Tapi ketika muncul nama capres bernama Jokowi, bagaimana
mungkin nama Prabowo bisa tergeser? Bagaimana akhirnya konfigurasi capres-cawapres
dari partai koalisi menjadi kacau-balau? Hingga kemudian hanya tersisa
Prabowo-Hatta Radjasa dengan Joko Widodo-Jusuf Kalla, dengan menyisakan berita
ketersia-siaan Partai Demokrat, yang mengaku netral tapi ngebet berkoalisi?

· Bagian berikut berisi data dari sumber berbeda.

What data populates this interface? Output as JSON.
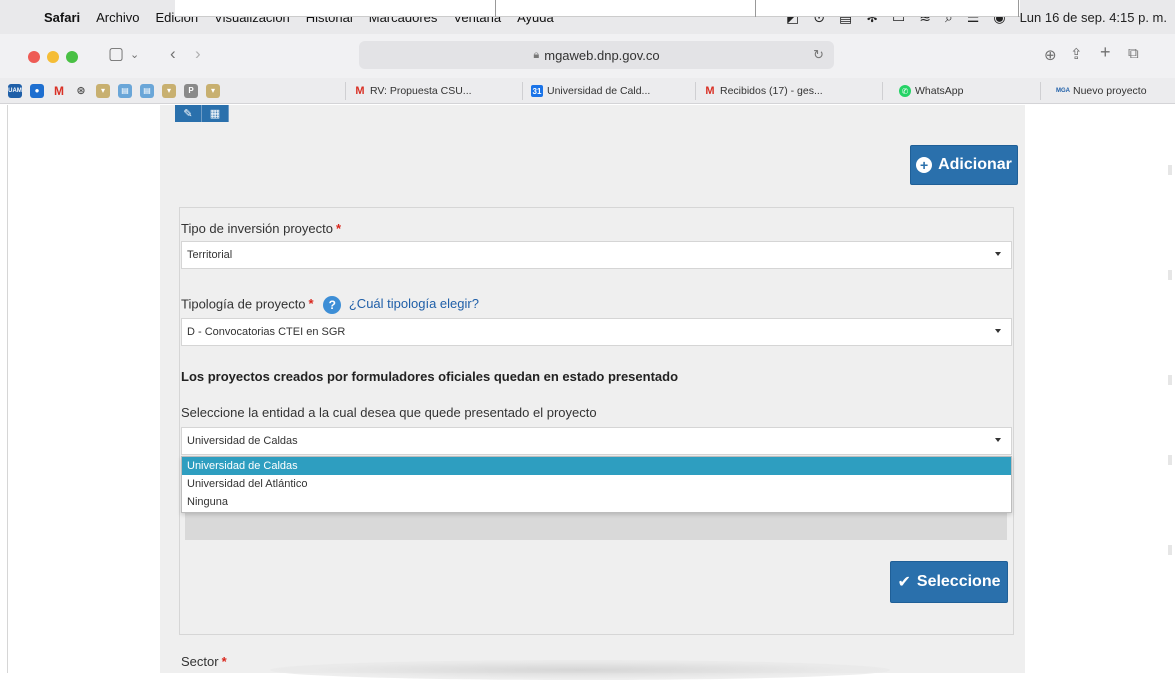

Siapa Jokowi ini sebenarnya, hah?
Jokowi Sang
Phenomenon. Para pakar politik model Effendi Ghazali, Yasraf Amir Pilliang
(sejak kapan jadi pakar politik), bahkan
Kwik Kian Gie dan Rizal Ramlie, pusing pula dengan fenomena Jokowi. Seperti
dikocok-kocok saraf mereka, karena tak ada dalam teori politik ideal mereka.
Bagaimana memformulasi Jokowi dalam teori-teori modern; dalam ilmu politik,
ekonomi, dan bahkan ilmu menyemir sepatu hingga bisa mengkilap?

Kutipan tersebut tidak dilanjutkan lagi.